Gamer sind sauer auf OB Maly

Die Absage ist zwar schon etwa vier Wochen her, wurde aber erst jetzt bekannt: Am 29. Mai wird in der Nürnberger Meistersingerhalle kein Game-Event stattfinden. OB Ulrich Maly hat das Intel Friday Night Game abgesagt. Nach dem Amoklauf von Winnenden passe eine solche Veranstaltung nicht in die Landschaft.

Maly muss sich jetzt allerdings vorhalten lassen, gegen die Internationale Waffenmesse, die zwei Tage nach dem Amoklauf in Nürnberg eröffnet wurde, nichts unternommen zu haben. Die Stadt entschuldigt sich allerdings damit, nur Teilgesellschafterin der Messe zu sein. Sie habe daher keine Absage veranlassen können.  Die Stadt hat in der Messegesellschaft einen Anteil von 49,96 Prozent. Das heißt im Umkehrschluss, die anderen Gesellschafter, der Freistaat Bayern mit ebenfalls 49,96 sowie die beiden Kammern, haben sich offenbar für eine Durchführung der Messe ausgesprochen.
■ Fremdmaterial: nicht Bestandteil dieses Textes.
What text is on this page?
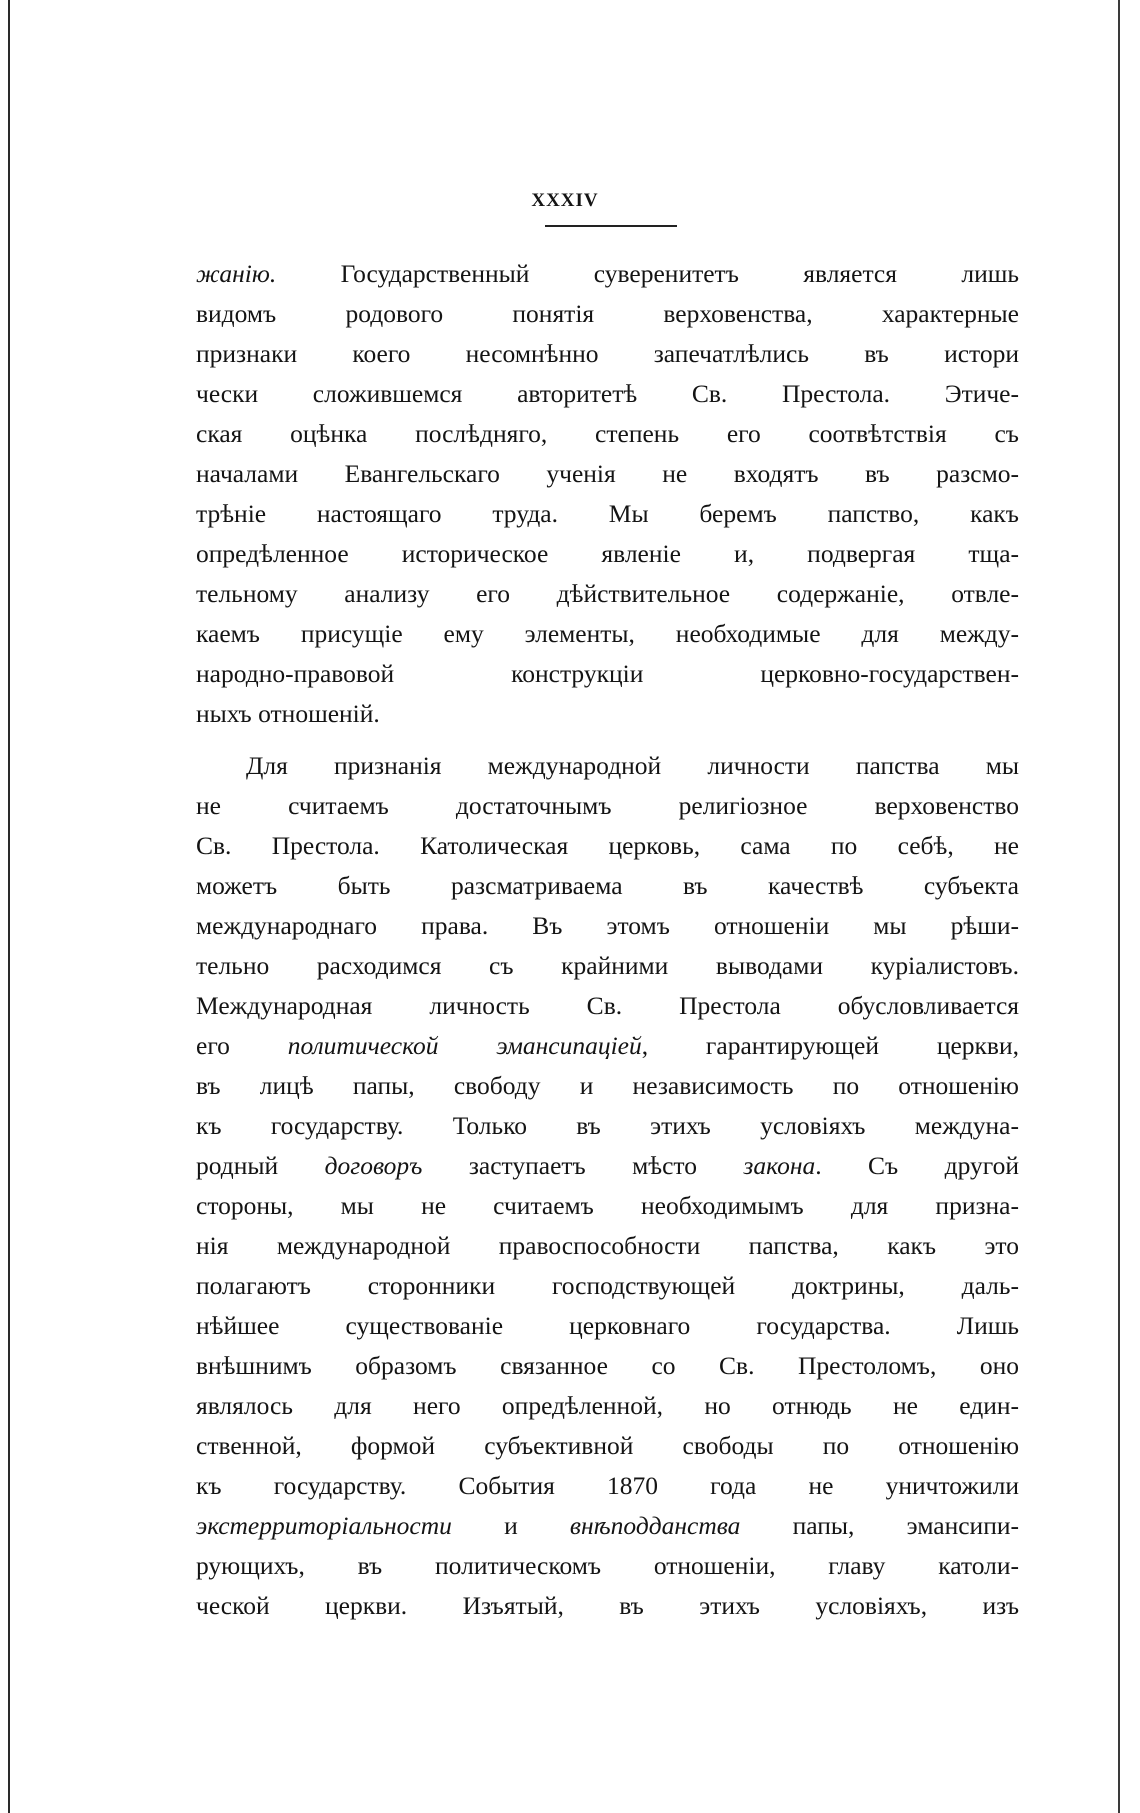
XXXIV
жанію. Государственный суверенитетъ является лишь
видомъ родового понятія верховенства, характерные
признаки коего несомнѣнно запечатлѣлись въ истори
чески сложившемся авторитетѣ Св. Престола. Этиче-
ская оцѣнка послѣдняго, степень его соотвѣтствія съ
началами Евангельскаго ученія не входятъ въ разсмо-
трѣніе настоящаго труда. Мы беремъ папство, какъ
опредѣленное историческое явленіе и, подвергая тща-
тельному анализу его дѣйствительное содержаніе, отвле-
каемъ присущіе ему элементы, необходимые для между-
народно-правовой конструкціи церковно-государствен-
ныхъ отношеній.
Для признанія международной личности папства мы
не считаемъ достаточнымъ религіозное верховенство
Св. Престола. Католическая церковь, сама по себѣ, не
можетъ быть разсматриваема въ качествѣ субъекта
международнаго права. Въ этомъ отношеніи мы рѣши-
тельно расходимся съ крайними выводами куріалистовъ.
Международная личность Св. Престола обусловливается
его политической эмансипаціей, гарантирующей церкви,
въ лицѣ папы, свободу и независимость по отношенію
къ государству. Только въ этихъ условіяхъ междуна-
родный договоръ заступаетъ мѣсто закона. Съ другой
стороны, мы не считаемъ необходимымъ для призна-
нія международной правоспособности папства, какъ это
полагаютъ сторонники господствующей доктрины, даль-
нѣйшее существованіе церковнаго государства. Лишь
внѣшнимъ образомъ связанное со Св. Престоломъ, оно
являлось для него опредѣленной, но отнюдь не един-
ственной, формой субъективной свободы по отношенію
къ государству. События 1870 года не уничтожили
экстерриторіальности и внѣподданства папы, эмансипи-
рующихъ, въ политическомъ отношеніи, главу католи-
ческой церкви. Изъятый, въ этихъ условіяхъ, изъ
Bei der Stadt Nürnberg räumt man jedoch ein, sich mit den Spielen, die beim iFNG gespielt werden, gar nicht auseinandergesetzt zu haben. Man habe sich vielmehr am Verhalten des Stuttgarter OBs Wolfgang Schuster orientiert, der die gleiche Veranstaltung in Stuttgart abgesagt hat.
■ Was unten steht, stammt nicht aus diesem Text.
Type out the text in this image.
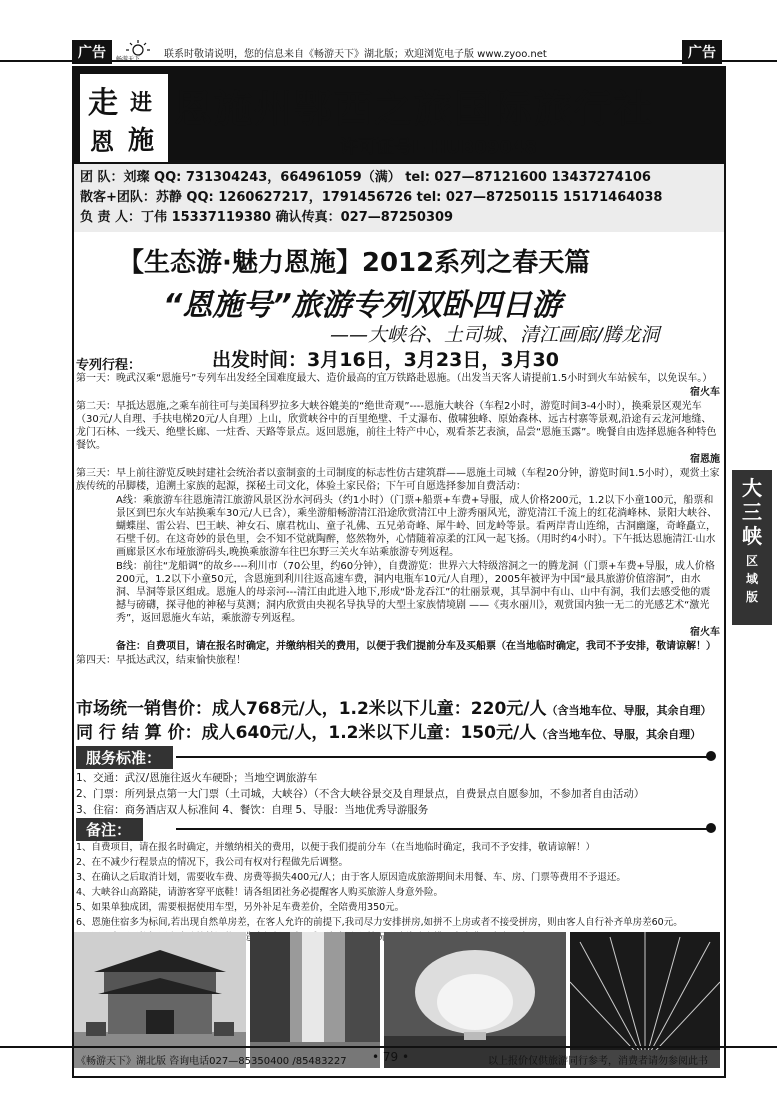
广告	广告
畅游天下 联系时敬请说明，您的信息来自《畅游天下》湖北版；欢迎浏览电子版 www.zyoo.net
走 进
恩 施
恩施州鄂西之旅国际旅行社
许可证号L-HUB09048
团 队：刘璨 QQ: 731304243，664961059（满） tel: 027—87121600 13437274106
散客+团队：苏静 QQ: 1260627217，1791456726 tel: 027—87250115 15171464038
负 责 人：丁伟 15337119380 确认传真：027—87250309
【生态游·魅力恩施】2012系列之春天篇
“恩施号”旅游专列双卧四日游
——大峡谷、土司城、清江画廊/腾龙洞
专列行程：	出发时间：3月16日，3月23日，3月30

第一天：晚武汉乘“恩施号”专列车出发经全国难度最大、造价最高的宜万铁路赴恩施。（出发当天客人请提前1.5小时到火车站候车，以免误车。）

宿火车

第二天：早抵达恩施,之乘车前往可与美国科罗拉多大峡谷媲美的“绝世奇观”----恩施大峡谷（车程2小时，游览时间3-4小时），换乘景区观光车（30元/人自理、手扶电梯20元/人自理）上山，欣赏峡谷中的百里绝壁、千丈瀑布、傲啸独峰、原始森林、远古村寨等景观,沿途有云龙河地缝、龙门石林、一线天、绝壁长廊、一炷香、天路等景点。返回恩施，前往土特产中心，观看茶艺表演，品尝“恩施玉露”。晚餐自由选择恩施各种特色餐饮。

宿恩施

第三天：早上前往游览反映封建社会统治者以蛮制蛮的土司制度的标志性仿古建筑群——恩施土司城（车程20分钟，游览时间1.5小时），观赏土家族传统的吊脚楼，追溯土家族的起源，探秘土司文化，体验土家民俗；下午可自愿选择参加自费活动：

A线：乘旅游车往恩施清江旅游风景区汾水河码头（约1小时）（门票+船票+车费+导服，成人价格200元，1.2以下小童100元，船票和景区到巴东火车站换乘车30元/人已含），乘坐游船畅游清江沿途欣赏清江中上游秀丽风光，游览清江千流上的红花淌峰林、景阳大峡谷、蝴蝶崖、雷公岩、巴王峡、神女石、廪君枕山、童子礼佛、五兄弟奇峰、犀牛岭、回龙岭等景。看两岸青山连绵，古洞幽邃，奇峰矗立，石壁千仞。在这奇妙的景色里，会不知不觉就陶醉，悠然物外，心情随着凉柔的江风一起飞扬。（用时约4小时）。下午抵达恩施清江·山水画廊景区水布垭旅游码头,晚换乘旅游车往巴东野三关火车站乘旅游专列返程。

B线：前往“龙船调”的故乡----利川市（70公里，约60分钟），自费游览：世界六大特级溶洞之一的腾龙洞（门票+车费+导服，成人价格200元，1.2以下小童50元，含恩施到利川往返高速车费，洞内电瓶车10元/人自理），2005年被评为中国“最具旅游价值溶洞”，由水洞、旱洞等景区组成。恩施人的母亲河---清江由此进入地下,形成“卧龙吞江”的壮丽景观，其旱洞中有山、山中有洞，我们去感受他的震撼与磅礴，探寻他的神秘与莫测；洞内欣赏由央视名导执导的大型土家族情境剧 ——《夷水丽川》，观赏国内独一无二的光感艺术“激光秀”，返回恩施火车站，乘旅游专列返程。

宿火车

备注：自费项目，请在报名时确定，并缴纳相关的费用，以便于我们提前分车及买船票（在当地临时确定，我司不予安排，敬请谅解！）

第四天：早抵达武汉，结束愉快旅程！

大三峡
区域版
市场统一销售价：成人768元/人，1.2米以下儿童：220元/人（含当地车位、导服，其余自理）
同 行 结 算 价：成人640元/人，1.2米以下儿童：150元/人（含当地车位、导服，其余自理）
服务标准：
1、交通：武汉/恩施往返火车硬卧；当地空调旅游车
2、门票：所列景点第一大门票（土司城，大峡谷）（不含大峡谷景交及自理景点，自费景点自愿参加，不参加者自由活动）
3、住宿：商务酒店双人标准间 4、餐饮：自理 5、导服：当地优秀导游服务
备注：
1、自费项目，请在报名时确定，并缴纳相关的费用，以便于我们提前分车（在当地临时确定，我司不予安排，敬请谅解！）
2、在不减少行程景点的情况下，我公司有权对行程做先后调整。
3、在确认之后取消计划，需要收车费、房费等损失400元/人；由于客人原因造成旅游期间未用餐、车、房、门票等费用不予退还。
4、大峡谷山高路陡，请游客穿平底鞋！请各组团社务必提醒客人购买旅游人身意外险。
5、如果单独成团，需要根据使用车型，另外补足车费差价，全陪费用350元。
6、恩施住宿多为标间,若出现自然单房差，在客人允许的前提下,我司尽力安排拼房,如拼不上房或者不接受拼房，则由客人自行补齐单房差60元。
《畅游天下》湖北版 咨询电话027—85350400 /85483227 • 79 •	以上报价仅供旅游同行参考，消费者请勿参阅此书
Nachtrag: Inzwischen wurde bekannt, dass die Veranstaltung am 29. Mai in Hannover stattfinden wird. Gleichzeitig bedauerte der Pressesprecher des Veranstalters, dass durch die Absage in Nürnberg auch das dort vorgesehene Eltern-LAN nicht durchgeführt werden konnte. Hierbei sollte Eltern die Möglichkeit geboten werden, einmal zu sehen, was ihre Kinder da eigentlich spielen. Das Projekt wird unter anderem von der Bundeszentrale für politische Bildung unterstützt.

Hätte man die Waffenmesse absagen müssen?

Nach dem Amoklauf von Winnenden diskutiert man in ganz Deutschland, wie man so etwas verhindern könnte. Verbote von so genannten Killerspielen werden ebenso gefordert, wie Einlasskontrollen an den Schultüren, mehr Schulpsychologen und eine Verschärfung des Waffenrechtes.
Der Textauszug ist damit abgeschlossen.